Pardon, précisons. Fin de tournée en voilier.
Précisons encore. Fin d’une tournée de huit mois en voilier, 6 000 milles parcourus des Canaries à la Nouvelle-Écosse, en passant par les Caraïbes, les Bahamas, l’ICW, New York et le Cape Cod.
6 000 milles, dont 4 500 sans pilote auto.
23 concerts, huit équipiers embarqués ici ou là, quelques avaries et des trucs pétés : le pilote auto, le soufflet du vérin, le waterlock, un orteil au pied gauche, un coude d’échappement.
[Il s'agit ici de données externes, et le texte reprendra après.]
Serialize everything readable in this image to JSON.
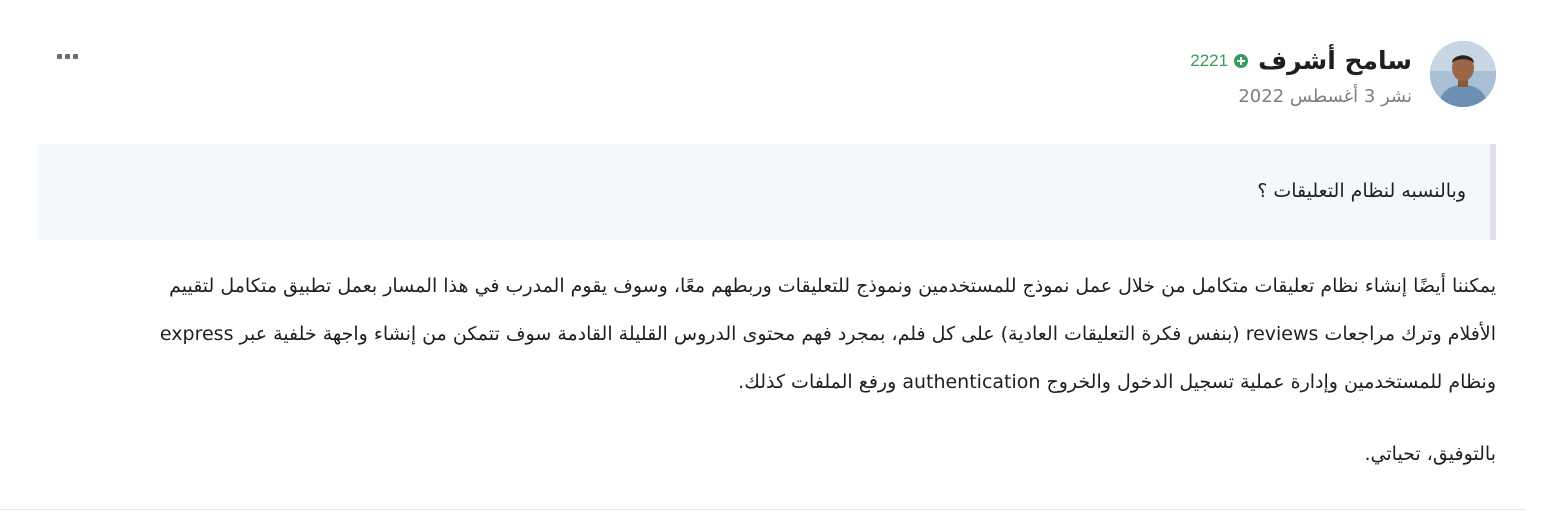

23 concerts, huit invités, quatre nouvelles chansons enregistrées, 31 250 formulaires de douane, sept rendez-vous chez le véto (pour les formulaires de douane), 12 pays, sept langues et tout le reste qui n’est pas quantifiable, heureusement.
Et puis toute cette eau, cette eau salée, cette eau saumâtre, cette eau turquoise infestée de requins, cette eau brune des mangroves, cette eau vaseuse, cette eau reflet de fond de baie, cette eau-marais, cette eau-océan-profond, cette eau-déferle qui fiche la frousse.
Il a fallu avoir la joie solide dans toute cette flotte.
La joie solide, celle qui ricane sur les pontons, qui te lâche pas dans la baston. La joie solide. Malgré cette sale fatigue de fond de cale, celle qui te dessine le sourire toujours plus grand que les cernes. Fin de tournée, retour à terre, cet air hagard :
la joie solide
et la fatigue qui ont creusé
deux grands sourires sous le regard.